U.S. agencies not in accord on Rt. 92

EPA says study by Army Corps neglects alternatives
Thursday, July 15, 2004
Star-Ledger Staff

Federal environmental officials objected to the findings of an Army Corps of Engineers study of the proposed Route 92, claiming the study did not consider enough alternatives to the controversial connector road between the New Jersey Turnpike and Route 1 in South Brunswick.

In a four-page letter to the Corps dated Tuesday, Robert Hargrove, chief of the Environmental Protection Agency's strategic planning and multimedia programs branch, said the agency believes that there is a potential for "significant environmental impacts" should the project be built as it's proposed.

"Alternatives that are viable have been dismissed and the other reasonable combinations of alternatives that would meet the project's purpose and need with fewer environmental impacts, have not been analyzed," said the letter, addressed to Richard Tomer, chief of the Army Corps' regulatory branch.

The EPA's opposition to Route 92 could eventually scuttle the project unless a compromise can be reached that would satisfy the agency's concerns.

The letter was the federal agency's response to the Corps' 1,000-page draft environmental impact study of the proposed $400 million project that has been mired in controversy since the New Jersey Turnpike Authority first proposed it in 1996.

While the study, four years in the making, made no recommendation on whether the road should be built or the permit issued, it found that Route 92 as proposed by the Turnpike Authority, coupled with the actions the authority proposed to help minimize damage to the environment, had the least environmental impact.

The road would travel through three southern Middlesex County towns, but most of its length would be in South Brunswick. It would destroy more than 13 acres of wetlands -- the main reason the EPA initially opposed granting the Turnpike Authority a permit to fill in the wetlands in 1998 to construct the road.

The state Department of Environmental Protection issued the permits in 1999 over the EPA's objections, forcing the Corps to step in.

In 2000, the Corps ordered the Turnpike Authority to perform the environmental study. The draft of the study was unveiled in April.

In May, the Army corps held hearings on the draft and obtained testimony from both opponents and supporters of the project, a 6.7-mile toll road that would connect Route 1 and the Turnpike at Interchange 8A.

"EPA's concerns regarding the nature and extent of adverse environmental impacts associated with the proposed highway project are heightened by information that suggests that these impacts resulting from the Route 92 alternative are avoidable," Hargrove said to Tomer.

Courtney Katz, a spokeswoman for the EPA, said the agency will wait to see what changes are made to the final environmental impact statement.

"We'll see what changes they are willing to make," Katz said, before making a decision on what the EPA's next step will be.
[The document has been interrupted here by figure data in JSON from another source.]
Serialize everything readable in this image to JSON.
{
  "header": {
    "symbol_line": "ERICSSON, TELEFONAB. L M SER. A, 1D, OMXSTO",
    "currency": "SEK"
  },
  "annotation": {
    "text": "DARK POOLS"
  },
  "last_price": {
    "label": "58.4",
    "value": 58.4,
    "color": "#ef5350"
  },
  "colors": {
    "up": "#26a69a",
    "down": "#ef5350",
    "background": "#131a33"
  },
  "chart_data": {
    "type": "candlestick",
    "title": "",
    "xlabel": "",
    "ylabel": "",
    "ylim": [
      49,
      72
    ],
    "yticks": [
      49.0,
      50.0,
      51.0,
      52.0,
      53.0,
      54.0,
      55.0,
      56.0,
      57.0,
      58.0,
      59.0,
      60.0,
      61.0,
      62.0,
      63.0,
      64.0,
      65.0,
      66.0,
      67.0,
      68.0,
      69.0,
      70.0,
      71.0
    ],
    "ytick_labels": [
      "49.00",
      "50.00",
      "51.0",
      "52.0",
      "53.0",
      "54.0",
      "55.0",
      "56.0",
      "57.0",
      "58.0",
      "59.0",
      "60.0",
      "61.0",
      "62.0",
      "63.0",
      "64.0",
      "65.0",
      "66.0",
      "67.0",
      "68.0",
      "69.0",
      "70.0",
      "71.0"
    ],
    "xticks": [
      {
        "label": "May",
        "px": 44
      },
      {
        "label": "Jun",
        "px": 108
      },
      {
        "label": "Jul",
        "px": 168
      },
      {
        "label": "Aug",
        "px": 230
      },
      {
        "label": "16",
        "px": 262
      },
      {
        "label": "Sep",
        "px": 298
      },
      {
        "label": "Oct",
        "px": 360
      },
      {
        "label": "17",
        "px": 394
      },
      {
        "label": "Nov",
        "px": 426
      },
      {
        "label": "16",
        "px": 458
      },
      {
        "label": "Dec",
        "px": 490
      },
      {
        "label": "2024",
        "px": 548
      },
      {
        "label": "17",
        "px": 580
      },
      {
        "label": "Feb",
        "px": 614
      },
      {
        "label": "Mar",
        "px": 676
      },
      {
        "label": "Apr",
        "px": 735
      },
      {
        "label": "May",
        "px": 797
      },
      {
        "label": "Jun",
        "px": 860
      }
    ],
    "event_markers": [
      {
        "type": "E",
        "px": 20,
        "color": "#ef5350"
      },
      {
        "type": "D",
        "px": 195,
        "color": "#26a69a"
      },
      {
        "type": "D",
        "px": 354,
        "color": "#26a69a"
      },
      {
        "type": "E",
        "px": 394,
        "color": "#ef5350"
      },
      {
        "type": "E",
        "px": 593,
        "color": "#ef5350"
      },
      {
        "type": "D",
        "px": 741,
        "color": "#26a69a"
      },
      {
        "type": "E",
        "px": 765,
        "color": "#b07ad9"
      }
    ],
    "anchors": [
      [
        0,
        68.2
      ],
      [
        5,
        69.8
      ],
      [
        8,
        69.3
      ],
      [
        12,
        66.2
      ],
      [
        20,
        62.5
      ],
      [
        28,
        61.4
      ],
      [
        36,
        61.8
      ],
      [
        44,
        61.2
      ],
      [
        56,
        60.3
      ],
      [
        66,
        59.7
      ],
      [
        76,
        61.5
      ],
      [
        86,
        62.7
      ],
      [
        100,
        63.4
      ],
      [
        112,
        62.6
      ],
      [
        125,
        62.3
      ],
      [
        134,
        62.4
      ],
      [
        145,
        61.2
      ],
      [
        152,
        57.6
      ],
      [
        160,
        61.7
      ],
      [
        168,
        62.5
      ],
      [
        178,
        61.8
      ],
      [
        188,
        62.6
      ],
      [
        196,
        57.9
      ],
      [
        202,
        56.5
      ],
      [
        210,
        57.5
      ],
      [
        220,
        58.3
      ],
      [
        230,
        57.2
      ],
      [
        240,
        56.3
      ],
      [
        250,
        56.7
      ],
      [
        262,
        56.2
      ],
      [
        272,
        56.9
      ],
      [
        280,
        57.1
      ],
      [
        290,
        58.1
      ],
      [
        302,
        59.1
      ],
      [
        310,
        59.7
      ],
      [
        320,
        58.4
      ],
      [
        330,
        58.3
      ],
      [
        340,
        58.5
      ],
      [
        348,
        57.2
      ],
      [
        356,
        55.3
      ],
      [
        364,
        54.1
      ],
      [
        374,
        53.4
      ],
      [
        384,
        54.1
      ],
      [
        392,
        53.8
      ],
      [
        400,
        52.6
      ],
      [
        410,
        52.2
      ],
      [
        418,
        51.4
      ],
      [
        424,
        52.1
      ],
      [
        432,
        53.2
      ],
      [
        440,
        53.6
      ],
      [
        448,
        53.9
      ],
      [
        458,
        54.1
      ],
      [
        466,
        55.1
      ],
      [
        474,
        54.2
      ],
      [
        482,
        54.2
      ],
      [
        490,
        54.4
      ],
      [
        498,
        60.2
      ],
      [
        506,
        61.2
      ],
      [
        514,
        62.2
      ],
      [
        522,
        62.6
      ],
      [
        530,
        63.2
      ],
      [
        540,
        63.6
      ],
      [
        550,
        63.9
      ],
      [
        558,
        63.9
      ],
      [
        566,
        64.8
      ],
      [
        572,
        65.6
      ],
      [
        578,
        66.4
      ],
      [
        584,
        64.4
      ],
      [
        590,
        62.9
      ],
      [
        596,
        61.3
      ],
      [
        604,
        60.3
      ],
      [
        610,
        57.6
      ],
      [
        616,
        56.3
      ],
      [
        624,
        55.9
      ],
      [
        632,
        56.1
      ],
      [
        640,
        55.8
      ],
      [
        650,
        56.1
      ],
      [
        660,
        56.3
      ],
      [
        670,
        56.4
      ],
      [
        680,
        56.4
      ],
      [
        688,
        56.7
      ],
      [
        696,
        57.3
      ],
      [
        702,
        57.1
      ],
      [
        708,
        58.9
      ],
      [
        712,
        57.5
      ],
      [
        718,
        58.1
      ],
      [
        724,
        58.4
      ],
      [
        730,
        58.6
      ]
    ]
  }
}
The proposed route would travel through wetlands, farms and industrial parks. The environmental study authors found that construction of the highway would reduce traffic on local roads, but would take away 210 acres of farmland and interfere with access to another 78 acres.

But a two-page addition to the EPA's letter to the Army corps, disputes the study finding.

"We note that the traffic tables demonstrate that though the length of delay in the area appears to diminish with the Route 92 project, the project does not significantly solve much of the local congestion problem at roads and intersections," the letter said.

Dianne Brake, president of MSM Regional Council, a non- profit regional-planning organization that supports construction of Route 92, said she was "surprised" by the EPA's continued opposition to the project.

"I thought the draft study addressed all of the issues and concerns fairly well," Brake said. "There are reams of data and information. The project has been modified significantly to lessen the environmental impact, but every transportation project will have an environmental impact."

She said the project is needed to relieve the pressure on local roads caused by regional traffic trying to get from Route 1 to the Turnpike or from the Turnpike to Route 1.

Route 92 has some influential supporters, including the Middlesex County Board of Freeholders, Plainsboro Mayor Peter Cantu and Princeton University. Former Gov. Christie Whitman, who served as executive director of the EPA until last year when she resigned, also supported the project, as did Gov. James E. McGreevey when he was mayor of Woodbridge.

All of the elected officials in South Brunswick and many of its citizens are vocally opposed to the project, which they see as a threat to their way of life. Other elected officials in neighboring towns like Franklin Township and Rocky Hill also oppose the project.

Steve Masticola, a member of one of the activist groups that have carried the fight against the project, said he was "very pleased" with the EPA's continued opposition.

"I hope that the Army Corps of Engineers will now treat this input with the seriousness it deserves and scuttle 92 once and for all," Masticola said. "I also hope we can now move away from the kind of crooked backroom 'pay to pave' deals that have forced Route 92 and similar sprawl-inducing highway projects upon us."